Westminster Presbyterian Church
The Other Side Magazine
Virginia Organizing Project
Virginians for Justice
PFLAG (Parents and Friends of Lesbians
and Gays) of Charlottesville
Out Youth of the Blue Ridge
Piedmont Triangle Association
Fellowship of Reconciliation, Charlottesville
Members and Friends
Peace and Justice Center of Charlottesville
Sexual Assault and Resource Agency
Shelter for Help in Emergency
NOW (National Organization for Women),
Charlottesville Regional Chapter
NAACP (National Association for the Advancement
of Colored People), Charlottesville Branch
Who Should Attend?
The EVER conference is for those who are questioning, curious, apathetic, oblivious, puzzled, resolute on either side of the issue of civil rights for sexual orientation minorities and who wish to inform their opinions. This includes community leaders, religious leaders, laypeople, and all citizens.
About the Keynote Speakers
Morning Keynote Speaker:
Rev. Mel White
Mel White and his partner, Gary Nixon, have traveled across the country, during the past six years, speaking on university campuses, teaching the "soul force" principles of Gandhi and King, organizing people of faith to do justice, and confronting religious leaders whose anti-gay rhetoric White believes, "leads to the suffering and death of God's lesbian and gay children."

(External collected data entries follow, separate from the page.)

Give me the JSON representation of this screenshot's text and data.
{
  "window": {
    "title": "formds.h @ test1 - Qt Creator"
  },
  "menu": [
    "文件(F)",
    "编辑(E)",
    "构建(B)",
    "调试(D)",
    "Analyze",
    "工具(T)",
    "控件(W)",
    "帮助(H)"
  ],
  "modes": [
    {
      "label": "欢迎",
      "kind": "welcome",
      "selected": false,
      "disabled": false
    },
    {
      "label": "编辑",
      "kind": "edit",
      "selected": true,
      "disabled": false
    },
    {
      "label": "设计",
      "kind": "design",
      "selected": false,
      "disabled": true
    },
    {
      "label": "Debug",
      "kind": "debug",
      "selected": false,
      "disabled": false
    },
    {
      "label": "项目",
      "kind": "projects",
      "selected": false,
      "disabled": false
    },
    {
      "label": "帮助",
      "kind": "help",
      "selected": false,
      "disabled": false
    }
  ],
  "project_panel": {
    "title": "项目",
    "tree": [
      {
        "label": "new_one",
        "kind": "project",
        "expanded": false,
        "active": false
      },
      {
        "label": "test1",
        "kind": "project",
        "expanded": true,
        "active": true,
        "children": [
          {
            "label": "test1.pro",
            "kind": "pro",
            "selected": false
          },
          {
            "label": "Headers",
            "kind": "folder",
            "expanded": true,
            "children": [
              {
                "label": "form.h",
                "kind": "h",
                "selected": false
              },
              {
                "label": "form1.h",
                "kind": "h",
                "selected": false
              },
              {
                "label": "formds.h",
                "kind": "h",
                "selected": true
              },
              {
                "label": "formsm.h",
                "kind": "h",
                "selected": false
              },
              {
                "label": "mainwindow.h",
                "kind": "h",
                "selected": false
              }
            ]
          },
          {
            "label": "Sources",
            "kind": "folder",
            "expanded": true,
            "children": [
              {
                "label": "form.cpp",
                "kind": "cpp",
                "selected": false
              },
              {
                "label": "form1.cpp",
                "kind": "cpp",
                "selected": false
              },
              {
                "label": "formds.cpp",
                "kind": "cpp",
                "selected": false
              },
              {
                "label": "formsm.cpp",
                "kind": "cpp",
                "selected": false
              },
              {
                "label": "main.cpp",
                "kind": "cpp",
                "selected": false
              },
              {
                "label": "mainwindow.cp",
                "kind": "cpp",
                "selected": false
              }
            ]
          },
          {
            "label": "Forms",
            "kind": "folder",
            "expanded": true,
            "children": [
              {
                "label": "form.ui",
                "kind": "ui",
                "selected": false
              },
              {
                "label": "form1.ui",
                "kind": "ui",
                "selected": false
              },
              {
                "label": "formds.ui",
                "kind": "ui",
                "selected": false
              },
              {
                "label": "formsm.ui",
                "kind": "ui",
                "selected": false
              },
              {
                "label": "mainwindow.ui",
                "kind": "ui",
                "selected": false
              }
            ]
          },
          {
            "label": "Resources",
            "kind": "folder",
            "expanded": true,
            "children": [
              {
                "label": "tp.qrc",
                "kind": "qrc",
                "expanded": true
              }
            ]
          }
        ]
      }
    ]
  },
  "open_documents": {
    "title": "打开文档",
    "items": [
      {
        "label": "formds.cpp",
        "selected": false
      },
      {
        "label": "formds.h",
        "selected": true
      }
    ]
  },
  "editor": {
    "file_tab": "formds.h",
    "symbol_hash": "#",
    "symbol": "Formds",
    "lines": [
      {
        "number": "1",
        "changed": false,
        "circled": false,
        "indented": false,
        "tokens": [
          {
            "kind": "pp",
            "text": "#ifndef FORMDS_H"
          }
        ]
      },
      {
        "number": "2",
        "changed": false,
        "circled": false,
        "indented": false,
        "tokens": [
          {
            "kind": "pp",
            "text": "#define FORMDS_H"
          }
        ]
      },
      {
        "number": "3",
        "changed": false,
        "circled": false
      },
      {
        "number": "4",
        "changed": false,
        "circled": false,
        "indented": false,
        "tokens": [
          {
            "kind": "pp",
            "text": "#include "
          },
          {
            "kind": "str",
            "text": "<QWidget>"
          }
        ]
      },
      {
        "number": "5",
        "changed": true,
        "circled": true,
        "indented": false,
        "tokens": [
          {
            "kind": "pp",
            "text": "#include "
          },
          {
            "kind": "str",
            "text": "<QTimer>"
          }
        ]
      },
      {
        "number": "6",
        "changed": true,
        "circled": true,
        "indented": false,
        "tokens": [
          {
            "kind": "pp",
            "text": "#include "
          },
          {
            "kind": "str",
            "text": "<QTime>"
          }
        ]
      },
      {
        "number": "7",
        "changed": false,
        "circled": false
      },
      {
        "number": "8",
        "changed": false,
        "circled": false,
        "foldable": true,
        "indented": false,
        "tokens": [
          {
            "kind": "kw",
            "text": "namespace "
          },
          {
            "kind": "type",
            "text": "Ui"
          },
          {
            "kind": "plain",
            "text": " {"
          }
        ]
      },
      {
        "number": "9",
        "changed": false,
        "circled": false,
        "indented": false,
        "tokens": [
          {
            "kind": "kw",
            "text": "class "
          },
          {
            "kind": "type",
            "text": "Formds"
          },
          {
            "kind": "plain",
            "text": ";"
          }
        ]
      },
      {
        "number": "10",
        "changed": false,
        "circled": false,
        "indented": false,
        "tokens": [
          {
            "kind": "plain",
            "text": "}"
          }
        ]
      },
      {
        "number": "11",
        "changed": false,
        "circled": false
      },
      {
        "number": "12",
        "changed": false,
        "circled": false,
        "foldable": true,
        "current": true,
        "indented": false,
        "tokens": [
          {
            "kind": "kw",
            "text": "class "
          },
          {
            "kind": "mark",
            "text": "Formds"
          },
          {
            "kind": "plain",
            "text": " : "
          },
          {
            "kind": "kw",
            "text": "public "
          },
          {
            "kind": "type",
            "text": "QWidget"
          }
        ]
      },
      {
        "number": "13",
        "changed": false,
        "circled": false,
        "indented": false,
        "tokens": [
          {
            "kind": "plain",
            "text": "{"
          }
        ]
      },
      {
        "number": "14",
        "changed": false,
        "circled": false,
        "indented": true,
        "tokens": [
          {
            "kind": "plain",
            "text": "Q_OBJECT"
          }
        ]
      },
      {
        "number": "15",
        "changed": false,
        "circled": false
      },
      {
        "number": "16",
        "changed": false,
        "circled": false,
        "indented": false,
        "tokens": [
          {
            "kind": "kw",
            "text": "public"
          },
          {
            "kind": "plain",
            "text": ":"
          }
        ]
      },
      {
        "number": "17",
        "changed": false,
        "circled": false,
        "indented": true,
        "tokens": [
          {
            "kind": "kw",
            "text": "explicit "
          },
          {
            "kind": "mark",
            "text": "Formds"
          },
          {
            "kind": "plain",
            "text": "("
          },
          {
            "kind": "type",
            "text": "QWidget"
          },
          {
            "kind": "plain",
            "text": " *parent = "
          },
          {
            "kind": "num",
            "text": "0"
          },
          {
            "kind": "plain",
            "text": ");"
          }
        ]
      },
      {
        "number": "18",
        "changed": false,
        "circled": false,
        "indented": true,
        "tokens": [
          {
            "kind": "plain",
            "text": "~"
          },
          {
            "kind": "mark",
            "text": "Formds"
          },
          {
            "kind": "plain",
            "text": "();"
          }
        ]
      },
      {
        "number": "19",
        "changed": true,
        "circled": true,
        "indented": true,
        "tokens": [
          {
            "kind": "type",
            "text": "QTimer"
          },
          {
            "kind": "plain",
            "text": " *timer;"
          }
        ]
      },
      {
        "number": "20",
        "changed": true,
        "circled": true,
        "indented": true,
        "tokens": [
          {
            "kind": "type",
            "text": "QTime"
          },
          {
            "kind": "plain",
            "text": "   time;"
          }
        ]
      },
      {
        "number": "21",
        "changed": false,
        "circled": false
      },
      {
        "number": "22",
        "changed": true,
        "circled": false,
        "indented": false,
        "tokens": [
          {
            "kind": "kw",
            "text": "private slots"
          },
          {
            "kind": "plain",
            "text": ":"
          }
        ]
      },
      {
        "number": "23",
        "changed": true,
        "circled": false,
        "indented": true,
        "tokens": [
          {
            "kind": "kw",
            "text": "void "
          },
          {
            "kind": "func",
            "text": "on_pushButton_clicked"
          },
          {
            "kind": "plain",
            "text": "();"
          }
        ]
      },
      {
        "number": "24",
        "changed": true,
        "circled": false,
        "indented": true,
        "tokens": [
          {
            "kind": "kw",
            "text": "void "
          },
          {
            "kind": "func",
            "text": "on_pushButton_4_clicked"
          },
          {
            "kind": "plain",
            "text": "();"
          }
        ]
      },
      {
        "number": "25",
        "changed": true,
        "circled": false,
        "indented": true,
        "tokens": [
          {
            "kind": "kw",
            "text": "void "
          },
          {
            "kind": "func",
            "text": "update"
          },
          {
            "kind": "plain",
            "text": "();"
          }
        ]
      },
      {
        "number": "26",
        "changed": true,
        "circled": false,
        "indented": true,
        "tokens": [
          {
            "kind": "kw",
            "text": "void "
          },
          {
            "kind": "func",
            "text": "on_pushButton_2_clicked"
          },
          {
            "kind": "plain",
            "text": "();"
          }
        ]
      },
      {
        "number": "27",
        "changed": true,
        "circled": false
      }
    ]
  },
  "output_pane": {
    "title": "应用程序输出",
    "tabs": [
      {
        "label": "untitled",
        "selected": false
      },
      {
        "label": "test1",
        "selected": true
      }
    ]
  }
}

In 1997, in Atlanta, Georgia, the Rev. Dr. Mel White was awarded the ACLU's National Civil Liberties Award for his efforts to apply the "soul force" principles of Gandhi and King to the struggle for justice for sexual minorities. Currently, Mel is writing a sequel to his best-selling autobiography, Stranger at the Gate: To Be Gay And Christian In America. With tongue-in-cheek, Mel calls his sequel Storming the Gate. In fact, the sequel will be a dramatic look at nonviolence at work in Mel and Gary's life as "militant gay activists."
It may seem premature to write another biography, but much has happened to Mel and Gary since Mel's autobiography was released in 1994. On February 15, 1995, Mel was arrested for "trespassing" at Pat Robertson's CBN Broadcast Center. The story of his arrest, the 22 day prison fast, and the "little victory" that followed, made news across the nation.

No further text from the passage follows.